Köhntopp Anja, Dittner Mark, Temps Friedrich
Institut für Physikalische Chemie, Christian-Albrechts-Universität zu Kiel , Olshausenstraße 40, D-24098 Kiel, Germany.
J Phys Chem Lett. 2016 Apr 7;7(7):1088-95. doi: 10.1021/acs.jpclett.6b00102. Epub 2016 Mar 9.
We report a first femtosecond time-resolved transient absorption study of the photoinduced ultrafast dynamics of trans-azobenzene (AB) on gold nanoparticles (AuNPs). The observed changes in optical density following excitation at λ = 357 nm were analyzed by using temperature-dependent Mie theory and by Lorentzian band fitting to disentangle the ultrafast relaxation of the local surface plasmon resonance (LSPR) excitation of the Au core and the electronic deactivation of the attached AB ligands. The analysis of the dynamics associated with the AB photochrome yielded lifetime constants of τ1 = 1.2 ± 0.2 ps and τ2 = 4.7 ± 1.1 ps. Both values together indicate surprisingly little difference in the dynamics of the AB ligand on the AuNPs vs in solution. Our results thus highlight the extraordinarily efficient electronic decoupling of the azo chromophore and the Au core by the alkyl linker chain.
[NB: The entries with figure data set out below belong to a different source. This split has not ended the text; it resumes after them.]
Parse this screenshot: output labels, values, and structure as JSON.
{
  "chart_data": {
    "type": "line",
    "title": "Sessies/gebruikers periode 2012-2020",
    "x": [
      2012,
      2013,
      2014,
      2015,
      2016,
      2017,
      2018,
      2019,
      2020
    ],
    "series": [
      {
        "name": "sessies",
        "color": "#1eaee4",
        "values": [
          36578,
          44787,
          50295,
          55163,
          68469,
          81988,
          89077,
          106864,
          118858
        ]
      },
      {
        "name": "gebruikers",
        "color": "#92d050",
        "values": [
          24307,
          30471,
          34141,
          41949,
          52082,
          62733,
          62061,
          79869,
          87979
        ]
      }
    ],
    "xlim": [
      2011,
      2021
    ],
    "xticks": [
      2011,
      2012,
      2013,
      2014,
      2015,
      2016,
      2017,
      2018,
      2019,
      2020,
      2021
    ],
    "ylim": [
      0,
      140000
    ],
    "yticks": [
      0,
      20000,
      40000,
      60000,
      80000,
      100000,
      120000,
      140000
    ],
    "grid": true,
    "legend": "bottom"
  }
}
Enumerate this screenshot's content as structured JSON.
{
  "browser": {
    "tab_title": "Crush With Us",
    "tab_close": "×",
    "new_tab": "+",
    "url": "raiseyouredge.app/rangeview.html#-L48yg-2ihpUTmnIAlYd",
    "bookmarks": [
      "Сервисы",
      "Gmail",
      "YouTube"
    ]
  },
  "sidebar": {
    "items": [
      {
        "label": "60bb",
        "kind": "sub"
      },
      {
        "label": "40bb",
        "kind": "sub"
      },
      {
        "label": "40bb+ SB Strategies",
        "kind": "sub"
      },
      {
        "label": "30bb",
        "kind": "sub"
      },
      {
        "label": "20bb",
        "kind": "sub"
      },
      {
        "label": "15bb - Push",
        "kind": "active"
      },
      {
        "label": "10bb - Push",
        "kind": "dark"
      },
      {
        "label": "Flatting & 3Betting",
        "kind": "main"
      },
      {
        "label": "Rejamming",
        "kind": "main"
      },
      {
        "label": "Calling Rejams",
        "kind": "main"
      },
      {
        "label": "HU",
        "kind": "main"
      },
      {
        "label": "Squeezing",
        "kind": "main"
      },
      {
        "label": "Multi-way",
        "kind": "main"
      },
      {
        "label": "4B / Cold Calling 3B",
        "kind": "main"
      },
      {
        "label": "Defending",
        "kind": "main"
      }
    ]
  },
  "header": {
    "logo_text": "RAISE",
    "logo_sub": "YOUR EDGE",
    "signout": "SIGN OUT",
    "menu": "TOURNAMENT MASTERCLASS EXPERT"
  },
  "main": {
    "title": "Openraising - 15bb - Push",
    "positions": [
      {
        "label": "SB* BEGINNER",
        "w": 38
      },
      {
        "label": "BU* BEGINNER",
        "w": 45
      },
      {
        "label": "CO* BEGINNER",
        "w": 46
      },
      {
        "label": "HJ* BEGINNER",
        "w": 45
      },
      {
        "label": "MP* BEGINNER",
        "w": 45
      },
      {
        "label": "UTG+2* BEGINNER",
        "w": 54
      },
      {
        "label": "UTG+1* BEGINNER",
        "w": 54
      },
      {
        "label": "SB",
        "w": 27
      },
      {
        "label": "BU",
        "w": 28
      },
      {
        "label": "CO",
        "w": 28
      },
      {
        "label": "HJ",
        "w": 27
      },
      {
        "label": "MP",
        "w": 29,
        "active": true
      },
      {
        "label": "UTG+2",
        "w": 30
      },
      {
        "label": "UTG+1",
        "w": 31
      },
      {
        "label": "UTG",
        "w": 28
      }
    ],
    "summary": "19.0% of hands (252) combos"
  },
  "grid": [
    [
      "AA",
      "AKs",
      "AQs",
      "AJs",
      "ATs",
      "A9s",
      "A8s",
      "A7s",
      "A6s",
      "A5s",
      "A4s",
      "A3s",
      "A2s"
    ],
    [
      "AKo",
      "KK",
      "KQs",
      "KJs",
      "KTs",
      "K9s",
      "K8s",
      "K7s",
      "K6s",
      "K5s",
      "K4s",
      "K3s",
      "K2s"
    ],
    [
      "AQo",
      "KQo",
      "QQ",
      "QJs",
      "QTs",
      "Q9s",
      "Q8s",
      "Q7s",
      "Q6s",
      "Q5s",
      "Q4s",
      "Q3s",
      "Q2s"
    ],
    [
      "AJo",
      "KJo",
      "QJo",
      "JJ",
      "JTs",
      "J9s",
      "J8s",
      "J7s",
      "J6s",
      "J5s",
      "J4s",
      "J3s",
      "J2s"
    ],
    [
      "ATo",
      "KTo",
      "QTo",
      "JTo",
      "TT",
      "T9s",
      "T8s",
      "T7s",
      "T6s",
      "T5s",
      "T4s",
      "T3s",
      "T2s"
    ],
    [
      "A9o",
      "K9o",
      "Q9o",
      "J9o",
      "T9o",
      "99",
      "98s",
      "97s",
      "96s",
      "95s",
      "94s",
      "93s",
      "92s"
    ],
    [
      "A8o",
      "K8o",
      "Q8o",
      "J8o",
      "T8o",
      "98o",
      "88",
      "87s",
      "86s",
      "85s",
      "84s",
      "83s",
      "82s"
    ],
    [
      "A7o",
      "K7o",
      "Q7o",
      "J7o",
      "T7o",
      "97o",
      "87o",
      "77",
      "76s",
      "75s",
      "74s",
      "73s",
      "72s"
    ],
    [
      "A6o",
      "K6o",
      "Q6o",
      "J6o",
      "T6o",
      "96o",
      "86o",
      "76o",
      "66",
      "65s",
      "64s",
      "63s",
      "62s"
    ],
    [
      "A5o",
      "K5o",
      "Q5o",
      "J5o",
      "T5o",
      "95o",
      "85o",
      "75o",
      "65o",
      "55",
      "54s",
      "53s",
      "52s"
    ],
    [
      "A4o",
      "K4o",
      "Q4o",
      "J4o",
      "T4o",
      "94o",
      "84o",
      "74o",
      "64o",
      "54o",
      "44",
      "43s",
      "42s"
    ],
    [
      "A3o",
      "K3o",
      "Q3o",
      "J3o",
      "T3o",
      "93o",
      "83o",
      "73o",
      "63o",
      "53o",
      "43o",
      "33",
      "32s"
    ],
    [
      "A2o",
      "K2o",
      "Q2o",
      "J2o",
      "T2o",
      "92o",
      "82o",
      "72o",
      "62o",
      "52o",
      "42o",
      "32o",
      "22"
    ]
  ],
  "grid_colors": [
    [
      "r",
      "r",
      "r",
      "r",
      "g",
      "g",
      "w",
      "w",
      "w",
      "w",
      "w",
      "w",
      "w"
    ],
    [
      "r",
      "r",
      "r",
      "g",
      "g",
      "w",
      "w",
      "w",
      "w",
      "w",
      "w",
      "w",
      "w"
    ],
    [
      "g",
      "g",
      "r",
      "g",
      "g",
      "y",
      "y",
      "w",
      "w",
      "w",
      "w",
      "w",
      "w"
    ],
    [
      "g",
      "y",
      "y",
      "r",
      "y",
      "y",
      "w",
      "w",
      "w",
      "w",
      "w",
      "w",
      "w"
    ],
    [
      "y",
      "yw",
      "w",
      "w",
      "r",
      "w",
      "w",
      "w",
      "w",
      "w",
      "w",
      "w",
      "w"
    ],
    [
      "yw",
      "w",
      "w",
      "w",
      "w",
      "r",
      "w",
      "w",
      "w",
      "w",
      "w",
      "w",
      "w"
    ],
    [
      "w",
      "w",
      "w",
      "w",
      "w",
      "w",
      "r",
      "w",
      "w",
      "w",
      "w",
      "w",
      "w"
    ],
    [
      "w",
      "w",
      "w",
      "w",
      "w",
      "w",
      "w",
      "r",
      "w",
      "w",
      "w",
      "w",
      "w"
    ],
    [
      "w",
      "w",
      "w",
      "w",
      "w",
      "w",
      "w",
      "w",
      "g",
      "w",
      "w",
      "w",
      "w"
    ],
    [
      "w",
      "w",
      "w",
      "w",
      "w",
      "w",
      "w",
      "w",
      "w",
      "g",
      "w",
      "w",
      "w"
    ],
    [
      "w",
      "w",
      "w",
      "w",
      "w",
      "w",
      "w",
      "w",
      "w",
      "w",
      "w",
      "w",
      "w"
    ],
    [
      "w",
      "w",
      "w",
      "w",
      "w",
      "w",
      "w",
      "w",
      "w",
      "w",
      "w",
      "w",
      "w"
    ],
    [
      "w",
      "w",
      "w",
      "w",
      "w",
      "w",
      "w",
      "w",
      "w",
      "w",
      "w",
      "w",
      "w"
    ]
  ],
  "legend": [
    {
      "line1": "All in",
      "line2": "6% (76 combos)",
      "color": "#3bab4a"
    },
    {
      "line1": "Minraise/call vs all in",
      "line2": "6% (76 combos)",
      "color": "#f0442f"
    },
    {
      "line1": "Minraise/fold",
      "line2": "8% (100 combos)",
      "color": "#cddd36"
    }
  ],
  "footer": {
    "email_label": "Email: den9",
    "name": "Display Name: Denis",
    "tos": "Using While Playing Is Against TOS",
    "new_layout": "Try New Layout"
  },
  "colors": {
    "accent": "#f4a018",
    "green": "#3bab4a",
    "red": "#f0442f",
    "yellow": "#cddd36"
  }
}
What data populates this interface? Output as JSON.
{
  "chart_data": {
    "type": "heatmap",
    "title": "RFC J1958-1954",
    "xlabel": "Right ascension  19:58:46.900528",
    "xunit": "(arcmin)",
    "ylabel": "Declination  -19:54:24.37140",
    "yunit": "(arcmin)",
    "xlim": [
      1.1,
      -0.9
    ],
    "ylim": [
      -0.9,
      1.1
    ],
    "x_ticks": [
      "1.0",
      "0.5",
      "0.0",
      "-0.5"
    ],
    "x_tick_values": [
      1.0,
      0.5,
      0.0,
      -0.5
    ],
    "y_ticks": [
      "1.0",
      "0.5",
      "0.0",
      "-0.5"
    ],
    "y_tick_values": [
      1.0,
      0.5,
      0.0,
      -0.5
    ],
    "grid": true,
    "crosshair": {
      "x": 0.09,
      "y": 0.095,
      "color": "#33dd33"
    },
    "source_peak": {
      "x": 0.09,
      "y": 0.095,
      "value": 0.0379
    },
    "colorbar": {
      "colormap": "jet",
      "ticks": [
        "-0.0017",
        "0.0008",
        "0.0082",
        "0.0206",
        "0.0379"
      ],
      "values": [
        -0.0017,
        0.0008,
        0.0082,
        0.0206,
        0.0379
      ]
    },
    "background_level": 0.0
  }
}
我们报道了对反式偶氮苯(AB)在金纳米颗粒(AuNPs)上光诱导超快动力学的首次飞秒时间分辨瞬态吸收研究。通过使用与温度相关的米氏理论以及洛伦兹带拟合,分析了在λ = 357 nm激发后观察到的光密度变化,以解析金核的局域表面等离子体共振(LSPR)激发的超快弛豫以及附着的AB配体的电子失活。对与AB光致变色相关的动力学分析得出寿命常数τ1 = 1.2 ± 0.2 ps和τ2 = 4.7 ± 1.1 ps。这两个值共同表明,AB配体在AuNPs上与在溶液中的动力学差异惊人地小。因此,我们的结果突出了烷基连接链对偶氮发色团和金核的极其有效的电子去耦作用。